That’s a young Doughty (right), Bill Brill and me (mustache) in the center at a Virginia high school all-star game in the 1970s at the Salem Civic Center.
Just saw where my long-time journalism colleague Doug Doughty was named to the Virginia Sports Hall of Fame in a truly distinguished class that includes Virginia Tech football coach Frank Beamer, Tech baseball coach Chuck Hartman and basketball player/announcer Kara Lawson. They’re all more famous than Doug, but none is more accomplished.
A young Doughty at the Roanoke Civic Center.
Doug and I worked at the Roanoke Times sports department together in the late 1970s, him joining us just out of college at UVa where he was Phi Beta Kappa. I’m a few years older and had been at the RT for several years when he was hired.
From the beginning, Doug was good, intensely interested, ambitious and a guy who never lost his enthusiasm. He approaches junior golf and the Masters with the same interest and attention to detail. He has covered UVa sports for many years, never letting his degree from there interfere with being fair and neutral.
Doug latched on to sports editor Bill Brill (inducted into the Hall in 1999) from Day 1 and learned a great deal from the best newspaper sports writer/editor I ever knew. He still knows how to write to the reader, how to present news first and opinion somewhere down the list. I’ve never seen his ego overwhelm a story, which is rare in sports writing.
Doughty and a couple of drinking buddies.
He married his college sweetie, Beth, after she graduated and she became quite a professional force in the Roanoke Valley pretty quickly after moving here, beginning in advertising/PR and working up to the executive director’s position and in 2016 was named one of North America’s top 50 economic developers by Consultant Connect. She heads the Roanoke Regional Partnership and has been director of the Roanoke Regional Chamber of Commerce. She and Doug have a bunch of kids, who are making names of their own.
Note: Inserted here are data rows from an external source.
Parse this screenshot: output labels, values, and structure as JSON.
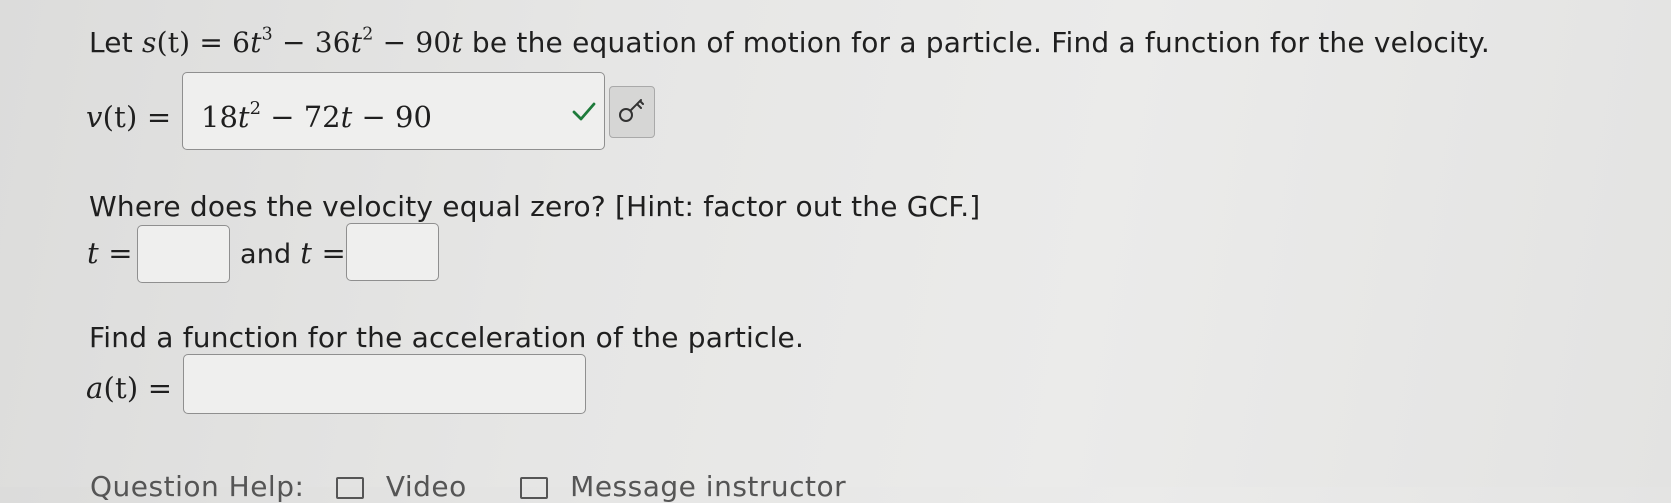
{
  "question1": {
    "prefix": "Let ",
    "s_label": "s",
    "s_arg": "(t)",
    "equals": " = ",
    "term1_coef": "6",
    "term1_var": "t",
    "term1_exp": "3",
    "minus1": " − 36",
    "term2_var": "t",
    "term2_exp": "2",
    "minus2": " − 90",
    "term3_var": "t",
    "suffix": " be the equation of motion for a particle. Find a function for the velocity."
  },
  "velocity": {
    "label_fn": "v",
    "label_arg": "(t)",
    "label_eq": " =",
    "answer_coef": "18",
    "answer_var1": "t",
    "answer_exp": "2",
    "answer_mid": " − 72",
    "answer_var2": "t",
    "answer_tail": " − 90",
    "status": "correct"
  },
  "question2": {
    "text": "Where does the velocity equal zero? [Hint: factor out the GCF.]",
    "t_label": "t",
    "t_eq": " =",
    "and_text": "and ",
    "t2_label": "t",
    "t2_eq": " =",
    "answer1_value": "",
    "answer2_value": ""
  },
  "question3": {
    "text": "Find a function for the acceleration of the particle.",
    "label_fn": "a",
    "label_arg": "(t)",
    "label_eq": " =",
    "answer_value": ""
  },
  "colors": {
    "check_green": "#1d7a3a",
    "text": "#1f1f1f",
    "border": "#8f8f8f"
  },
  "icons": {
    "check": "check-icon",
    "key": "key-icon",
    "video": "video-icon",
    "message": "message-icon"
  },
  "footer": {
    "help_label": "Question Help:",
    "video_label": "Video",
    "message_label": "Message instructor"
  }
}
Doug has always kept his personal and professional lives separate, but if there were a Roanoke Valley Swimming Hall of Fame, my guess is that he’d be one of its first inductees because of his intense connection with every level of swim competition in the Valley since his kids were, well, kids. He even recruited my grandgirl, Madeline, to the Hunting Hills squad when Maddie couldn’t even swim. It was a real highlight for her and I’m forever grateful to Doug for being so insistent.
Doug deserves the Hall citation every bit as much as Beamer. Know that.
Doughty with wife of 35 years, Beth (right) and daughter Allison.